Twenty-nine, the late Ming Dynasty divine doctor Wu Yousex

Wu Youxing (1582-1652), the character is also Ke, Han nationality, a native of Dongshan, Wu County. Infectious disease scientist in the late Ming and early Qing dynasties. In 1642, the 15th year of Chongzhen of the Ming Dynasty, the plague was rampant across the country, and nine out of ten households died. The epidemic in Zhili, Shandong, Zhejiang and other places in the north and south was prosperous in May and June, "more than 100 families in one lane, none of them are exempt, dozens of people in one door, and none of them are the only survivors". Doctors treated typhoid fever with no effect. Wu Youke personally experienced each epidemic, accumulated a wealth of information, deduced the source of the disease, devoted himself to research, and wrote a new book "Treatise on Warm Epidemics" based on the results of treatment, which opened a precedent for infectious disease research in China. With his lifelong experience and experience in epidemic treatment, he boldly put forward the theory of "furious gas" causing diseases, which is also a great innovation in the history of medical infectious diseases in the world, so it has won wide respect from future generations.

The era of Wu's life coincided with wars and famine epidemics at the end of the Ming Dynasty, which led to epidemics. According to historical records, in the fourteenth year of Chongzhen at the end of the Ming Dynasty (1641 AD), the temperature epidemic in Shandong, Henan, Hebei, Zhejiang and other places was very popular, and there were many patients, even extending to the whole family. At that time, doctors used the general methods of treating external diseases, or the treatment of typhoid fever, or vainly using the medicine to attack and dispel evil spirits, which were often ineffective, and even led to the prolongation of the disease, further developing to the critical stage, resulting in countless unsuccessful deaths.

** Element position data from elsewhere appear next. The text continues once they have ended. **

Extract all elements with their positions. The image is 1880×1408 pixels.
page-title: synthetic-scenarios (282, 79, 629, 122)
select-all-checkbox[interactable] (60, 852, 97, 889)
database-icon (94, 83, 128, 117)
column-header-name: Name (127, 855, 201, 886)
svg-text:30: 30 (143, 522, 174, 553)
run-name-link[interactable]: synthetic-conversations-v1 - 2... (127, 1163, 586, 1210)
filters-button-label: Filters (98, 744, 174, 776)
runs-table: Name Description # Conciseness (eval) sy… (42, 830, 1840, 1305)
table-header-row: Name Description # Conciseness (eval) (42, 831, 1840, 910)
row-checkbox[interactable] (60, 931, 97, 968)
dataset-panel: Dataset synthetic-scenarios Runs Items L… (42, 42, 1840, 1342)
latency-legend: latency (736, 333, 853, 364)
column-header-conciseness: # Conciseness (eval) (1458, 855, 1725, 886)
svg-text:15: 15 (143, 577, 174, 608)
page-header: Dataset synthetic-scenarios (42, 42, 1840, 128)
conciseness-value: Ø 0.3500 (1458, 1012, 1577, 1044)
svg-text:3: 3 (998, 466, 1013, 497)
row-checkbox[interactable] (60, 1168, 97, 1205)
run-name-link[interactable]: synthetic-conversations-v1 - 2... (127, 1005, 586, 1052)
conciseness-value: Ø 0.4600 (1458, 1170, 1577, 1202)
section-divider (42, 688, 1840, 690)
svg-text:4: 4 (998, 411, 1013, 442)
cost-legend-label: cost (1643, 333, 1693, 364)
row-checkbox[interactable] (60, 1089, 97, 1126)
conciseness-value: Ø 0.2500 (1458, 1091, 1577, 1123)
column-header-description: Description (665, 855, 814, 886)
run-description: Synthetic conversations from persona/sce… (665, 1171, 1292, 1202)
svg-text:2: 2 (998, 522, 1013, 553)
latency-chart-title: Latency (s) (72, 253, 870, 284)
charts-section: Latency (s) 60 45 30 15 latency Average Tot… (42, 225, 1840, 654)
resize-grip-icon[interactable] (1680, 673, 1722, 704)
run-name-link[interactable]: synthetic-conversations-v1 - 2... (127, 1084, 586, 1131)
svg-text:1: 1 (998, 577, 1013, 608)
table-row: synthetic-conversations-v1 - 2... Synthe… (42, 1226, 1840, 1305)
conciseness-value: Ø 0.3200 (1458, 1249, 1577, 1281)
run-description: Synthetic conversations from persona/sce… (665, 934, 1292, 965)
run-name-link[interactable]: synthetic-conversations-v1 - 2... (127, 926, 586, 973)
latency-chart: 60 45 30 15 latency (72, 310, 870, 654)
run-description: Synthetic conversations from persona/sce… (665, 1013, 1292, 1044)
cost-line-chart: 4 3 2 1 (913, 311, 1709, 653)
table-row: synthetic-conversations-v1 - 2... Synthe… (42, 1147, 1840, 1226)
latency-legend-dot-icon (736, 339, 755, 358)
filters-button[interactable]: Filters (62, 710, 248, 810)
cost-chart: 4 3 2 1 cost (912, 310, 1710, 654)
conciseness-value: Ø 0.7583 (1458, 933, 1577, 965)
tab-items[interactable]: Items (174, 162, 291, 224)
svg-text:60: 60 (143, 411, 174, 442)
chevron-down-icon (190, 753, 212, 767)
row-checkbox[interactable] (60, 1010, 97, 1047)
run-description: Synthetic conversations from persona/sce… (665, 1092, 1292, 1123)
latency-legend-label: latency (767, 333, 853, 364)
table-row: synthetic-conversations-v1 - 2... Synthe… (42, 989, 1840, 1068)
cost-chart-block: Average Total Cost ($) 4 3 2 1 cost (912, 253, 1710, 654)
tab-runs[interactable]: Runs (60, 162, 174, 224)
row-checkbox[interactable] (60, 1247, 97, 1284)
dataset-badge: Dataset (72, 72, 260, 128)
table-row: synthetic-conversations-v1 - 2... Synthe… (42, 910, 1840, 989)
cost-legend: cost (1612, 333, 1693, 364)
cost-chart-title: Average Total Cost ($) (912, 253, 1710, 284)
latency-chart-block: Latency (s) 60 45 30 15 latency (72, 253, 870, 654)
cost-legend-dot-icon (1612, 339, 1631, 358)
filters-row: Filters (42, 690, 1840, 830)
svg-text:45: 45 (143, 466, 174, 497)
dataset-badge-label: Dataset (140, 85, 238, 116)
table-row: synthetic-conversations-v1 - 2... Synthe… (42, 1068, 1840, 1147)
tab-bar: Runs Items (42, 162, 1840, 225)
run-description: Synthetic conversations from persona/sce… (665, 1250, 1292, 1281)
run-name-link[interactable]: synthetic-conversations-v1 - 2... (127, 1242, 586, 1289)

In view of the above situation, Wu Youxing devoted himself to research, conscientiously summed up, and put forward a new set of understandings, emphasizing that this disease is a warm epidemic, not wind, not cold, neither heat nor dampness, and not the invasion of the evil of the six prostitutions, but because there is a strange qi between heaven and earth, which is completely different from typhoid fever. It is different from the etiology, pathogenesis, diagnosis and treatment, which separates it from typhoid fever and contributes to the formation and development of the theory of warm disease. Authors.

At the end of the Ming Dynasty and the beginning of the Qing Dynasty, Wu lived in a period of continuous military disasters, famine for many years, and plague raged, and it is reported that there were more than 30 plague epidemics in the country during this period. At that time, the medical profession "adhered to the ancient law and did not conform to the current disease" and "simplified the ancient book with the present disease", so that the ineffective dosage of the drug strongly promoted his thinking, and a strong sense of social responsibility made him determined to explore the temperature disease. "Shi Shi mistakenly ruled the law with typhoid fever, and did not taste its immortality", there are those who died due to failure to treat, and there are those who died due to vain use of compensation and disorderly attack. Through a large number of practices of personally observing and diagnosing diseases and administering medicines, on the basis of inheriting the expositions of his predecessors on warm diseases, he creatively put forward the systematic view that warm disease is different from typhoid fever, and compiled the "Treatise on Warm Epidemics" in 1642, which played a fundamental role in the establishment of the theory of warm disease.